So my view would be to crack on with CBT, you dont necessarily have to be in the right frame of mind (as that just gives you an excuse to never do it) rather you need to be determined to be challenged, to feel uncomfortable and to face some tough stuff. But hey, what could be worse that what you are currently going through?

katesa
11-12-13, 17:26
I'd usually agree totally with you CP my friend. But I don't think Sean would actually do the techniques at the moment. I think I used the wrong phrase when I said "right attitude" when I should have said "reasonably open mind".

Don't get me wrong I am certain that Sean can beat this. Ya hear that Sean?

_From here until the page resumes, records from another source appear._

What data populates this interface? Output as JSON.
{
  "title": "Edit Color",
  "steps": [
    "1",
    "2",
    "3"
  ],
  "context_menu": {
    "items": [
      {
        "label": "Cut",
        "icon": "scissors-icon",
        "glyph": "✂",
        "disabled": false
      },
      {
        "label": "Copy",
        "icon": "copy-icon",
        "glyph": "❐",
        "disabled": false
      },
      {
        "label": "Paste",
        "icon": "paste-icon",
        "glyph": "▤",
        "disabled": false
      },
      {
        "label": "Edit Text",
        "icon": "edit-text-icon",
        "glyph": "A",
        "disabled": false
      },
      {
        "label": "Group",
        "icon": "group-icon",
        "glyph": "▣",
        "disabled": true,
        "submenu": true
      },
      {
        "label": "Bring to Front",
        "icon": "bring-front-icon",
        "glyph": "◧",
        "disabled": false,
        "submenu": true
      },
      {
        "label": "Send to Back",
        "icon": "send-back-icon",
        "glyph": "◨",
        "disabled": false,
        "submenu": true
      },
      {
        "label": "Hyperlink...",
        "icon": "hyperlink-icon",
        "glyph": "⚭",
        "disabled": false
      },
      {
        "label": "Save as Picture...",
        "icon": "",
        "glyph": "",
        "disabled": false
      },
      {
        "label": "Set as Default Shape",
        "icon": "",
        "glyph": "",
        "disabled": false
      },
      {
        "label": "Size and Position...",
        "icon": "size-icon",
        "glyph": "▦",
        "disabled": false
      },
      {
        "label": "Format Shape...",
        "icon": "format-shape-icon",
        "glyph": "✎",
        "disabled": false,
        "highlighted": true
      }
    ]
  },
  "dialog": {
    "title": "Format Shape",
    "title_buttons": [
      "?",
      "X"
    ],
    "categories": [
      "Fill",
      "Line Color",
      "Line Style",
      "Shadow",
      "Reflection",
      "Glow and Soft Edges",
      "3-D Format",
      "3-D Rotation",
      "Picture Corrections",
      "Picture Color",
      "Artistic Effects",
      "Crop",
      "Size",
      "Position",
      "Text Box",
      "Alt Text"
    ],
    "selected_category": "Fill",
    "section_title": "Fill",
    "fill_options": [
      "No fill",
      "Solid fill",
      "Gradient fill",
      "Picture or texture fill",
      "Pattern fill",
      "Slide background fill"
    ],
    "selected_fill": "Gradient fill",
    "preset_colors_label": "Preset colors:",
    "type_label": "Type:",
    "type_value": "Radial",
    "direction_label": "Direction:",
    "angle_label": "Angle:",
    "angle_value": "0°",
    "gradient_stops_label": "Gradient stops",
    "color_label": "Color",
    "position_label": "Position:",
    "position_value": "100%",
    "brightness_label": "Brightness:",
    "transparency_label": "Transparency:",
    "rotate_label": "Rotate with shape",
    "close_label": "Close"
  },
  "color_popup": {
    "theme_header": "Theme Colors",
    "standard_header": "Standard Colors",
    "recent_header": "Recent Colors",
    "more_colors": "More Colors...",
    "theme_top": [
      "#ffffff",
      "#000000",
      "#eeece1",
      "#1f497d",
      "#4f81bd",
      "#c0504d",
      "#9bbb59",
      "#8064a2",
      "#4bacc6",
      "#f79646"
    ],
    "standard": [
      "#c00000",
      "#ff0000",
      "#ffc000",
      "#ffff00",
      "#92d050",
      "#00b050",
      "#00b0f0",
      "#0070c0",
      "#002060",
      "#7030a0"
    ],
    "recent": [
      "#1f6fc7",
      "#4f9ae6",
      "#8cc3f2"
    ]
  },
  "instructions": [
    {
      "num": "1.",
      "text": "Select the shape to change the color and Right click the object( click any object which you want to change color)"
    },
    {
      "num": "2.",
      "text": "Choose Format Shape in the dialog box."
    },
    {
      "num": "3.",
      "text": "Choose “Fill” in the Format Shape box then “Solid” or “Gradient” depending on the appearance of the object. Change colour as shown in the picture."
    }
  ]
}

I did forget to mention in my last post that I do think he should do the free online course immediately and keep doing it over and over again until something sticks.

cpe1978
11-12-13, 17:58
I think the issue at the moment is that this is one huge problem, whereas in reality it is lots of little issues mashed up into one massive beast. It worked for me to have my thoughts reflected back to me and understand the irrational nature of them. Also to be challenged on them and not to be able to come up with sensible answers until the point where i realised that maybe all wasnt mentally as it seemed.

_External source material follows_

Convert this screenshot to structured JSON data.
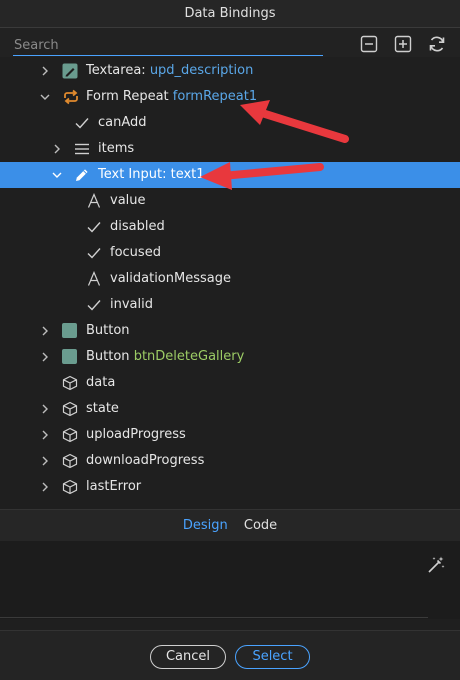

Incidentally, I also didnt do many 'exercises' as such. I learned, understood the psychology and processes and then devised strategies that worked for me.

willous1
11-12-13, 18:07
Hi, thank you both. Your right Kate. It's about baby steps and I'm going to buy Skippys book tonight. I need to beat this now and I can't thank all off you enough. At times I am throwing everything in your faces but I honestly honestly don't mean to. I am just so ill and desperate with this. I am going to listen to all your advice and believe me I do listen.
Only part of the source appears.